Can't you just do this:
(( A || C ) && D)
and for your second example:
((( A && C ) || B ) && A )
Would that work for you?
Hope that helps...
You'll hit problems if you need to do something like (A || B) && (C || D) unless you can store the intermediate values for later use.

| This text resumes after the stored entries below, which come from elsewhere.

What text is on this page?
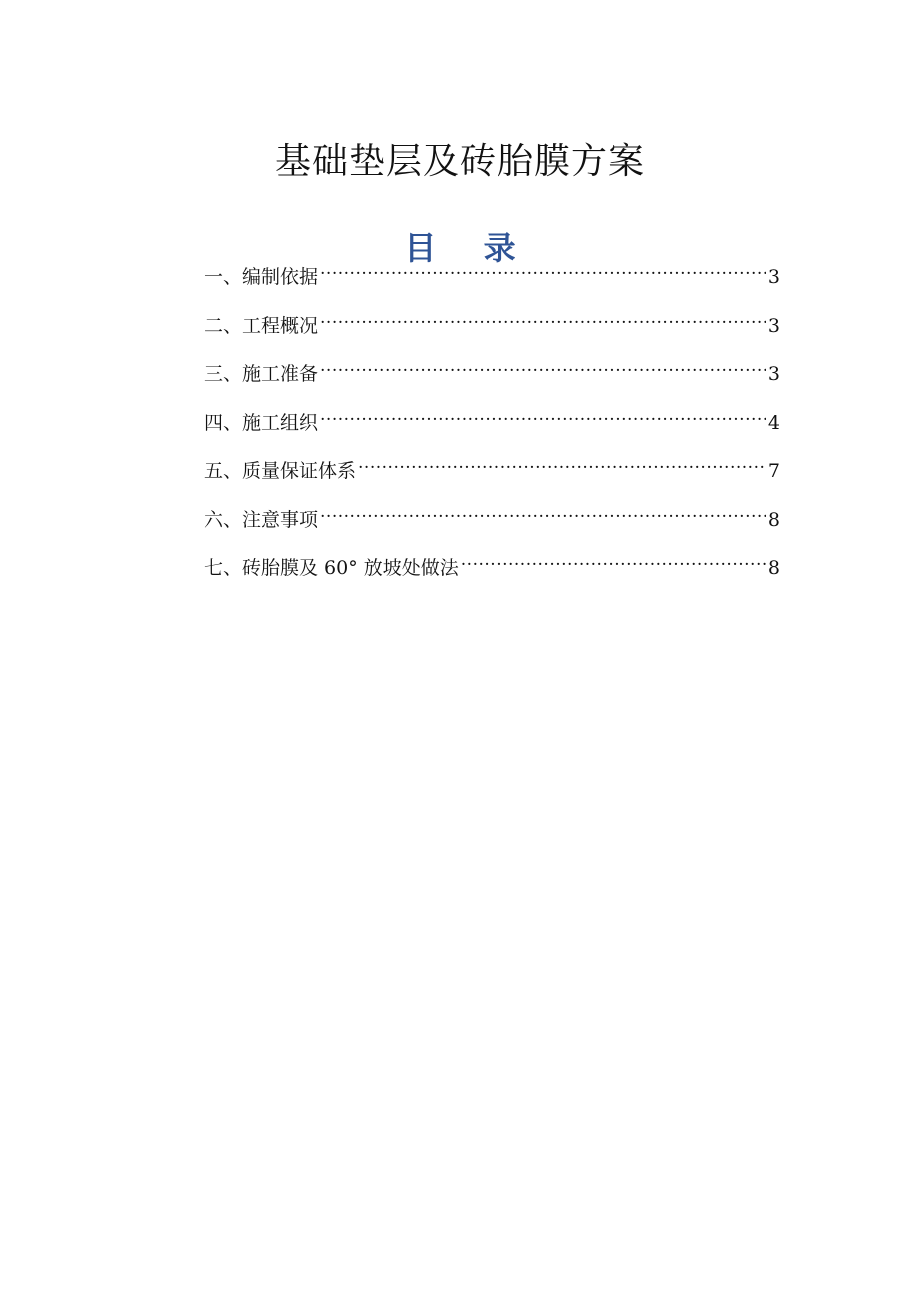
基础垫层及砖胎膜方案
目 录
一、编制依据 .....	3
二、工程概况 .....	3
三、施工准备 .....	3
四、施工组织 .....	4
五、质量保证体系 .....	7
六、注意事项 .....	8
七、砖胎膜及 60° 放坡处做法 .....	8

If you're allowed to construct more than one chain and try them all until either one of them passes or they all fail (so each chain is effectively ORed with the next) then I should think you can handle any combination. The example above would become (where each line is a separate query):
(A && C) ||
(A && D) ||
(B && C) ||
(B && D)
However, for a very complex check this could easily get out of hand!